Moose Lodge No. 197 v. Irvis
407 U.S. 163 (1972)

  • Irvis went to a bar at Moose Lodge, but they refused to serve him because he was black. He sued claiming that his 14th Amendment right to equal protection had been violated.
    • Moose Lodge argued that the on the Equal Protection Clause of the 14th Amendment, which only applies for governmental actions (aka the State Action Doctrine), and they were a private entity.
    • Irvis argued that since Pennsylvania had issued a liquor license to Moose Lodge, the State was ‘entangled’ in the business and so constitutional protections should apply (aka the Entanglement Exception).
      • See Burton v. Wilmington Parking Authority (365 U.S. 715 (1961)).
  • The US Supreme Court found for Moose Lodge.
    • The Court found that the regulatory scheme enforced by Pennsylvania did not sufficiently implicate the State in the discriminatory policies of Moose Lodge to make the discrimination “State action” within the scope of the 14th Amendment.
      • Pennsylvania had no part in establishing or enforcing the membership policies of Moose Lodge.
      • This case was distinguished from Burton, because in Burton, the government owned the building and was leasing the retail space to the racists. Here, the Moose Lodge was in a privately owned building.

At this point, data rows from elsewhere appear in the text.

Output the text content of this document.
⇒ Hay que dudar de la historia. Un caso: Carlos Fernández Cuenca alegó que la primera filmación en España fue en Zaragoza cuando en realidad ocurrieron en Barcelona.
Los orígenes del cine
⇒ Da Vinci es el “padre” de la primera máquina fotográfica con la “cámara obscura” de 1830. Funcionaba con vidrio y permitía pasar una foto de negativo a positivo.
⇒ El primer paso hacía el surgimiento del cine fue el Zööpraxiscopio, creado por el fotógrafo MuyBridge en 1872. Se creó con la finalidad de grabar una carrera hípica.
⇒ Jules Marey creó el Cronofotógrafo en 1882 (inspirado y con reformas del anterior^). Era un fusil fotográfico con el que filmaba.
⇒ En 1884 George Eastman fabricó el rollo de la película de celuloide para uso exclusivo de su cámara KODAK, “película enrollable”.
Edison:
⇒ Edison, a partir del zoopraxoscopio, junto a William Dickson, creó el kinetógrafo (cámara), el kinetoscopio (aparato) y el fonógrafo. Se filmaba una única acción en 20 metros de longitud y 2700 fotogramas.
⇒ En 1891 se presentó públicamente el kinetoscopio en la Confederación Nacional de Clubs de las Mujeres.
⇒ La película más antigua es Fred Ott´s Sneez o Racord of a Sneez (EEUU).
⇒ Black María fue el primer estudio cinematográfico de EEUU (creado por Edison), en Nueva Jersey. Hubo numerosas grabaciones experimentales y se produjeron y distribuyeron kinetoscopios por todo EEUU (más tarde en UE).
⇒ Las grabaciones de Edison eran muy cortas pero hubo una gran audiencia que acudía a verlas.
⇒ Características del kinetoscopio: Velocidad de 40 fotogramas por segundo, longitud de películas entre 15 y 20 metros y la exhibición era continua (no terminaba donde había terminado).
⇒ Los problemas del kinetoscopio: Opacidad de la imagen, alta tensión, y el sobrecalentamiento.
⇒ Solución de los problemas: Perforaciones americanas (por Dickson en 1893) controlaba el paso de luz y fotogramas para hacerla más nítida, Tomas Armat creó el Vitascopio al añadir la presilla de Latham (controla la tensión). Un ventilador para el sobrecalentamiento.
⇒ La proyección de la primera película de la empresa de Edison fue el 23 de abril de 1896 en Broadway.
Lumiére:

  • In a dissent it was argued that Pennsylvania only issues a set number of liquor licenses, and already pervasively regulates the industry. They had the power to enforce the Equal Protection Clause if they wanted to, and by not doing it, the State was actively discriminating against minorities who wanted to get drunk because they were effectively barring new, non-discriminating bars from opening.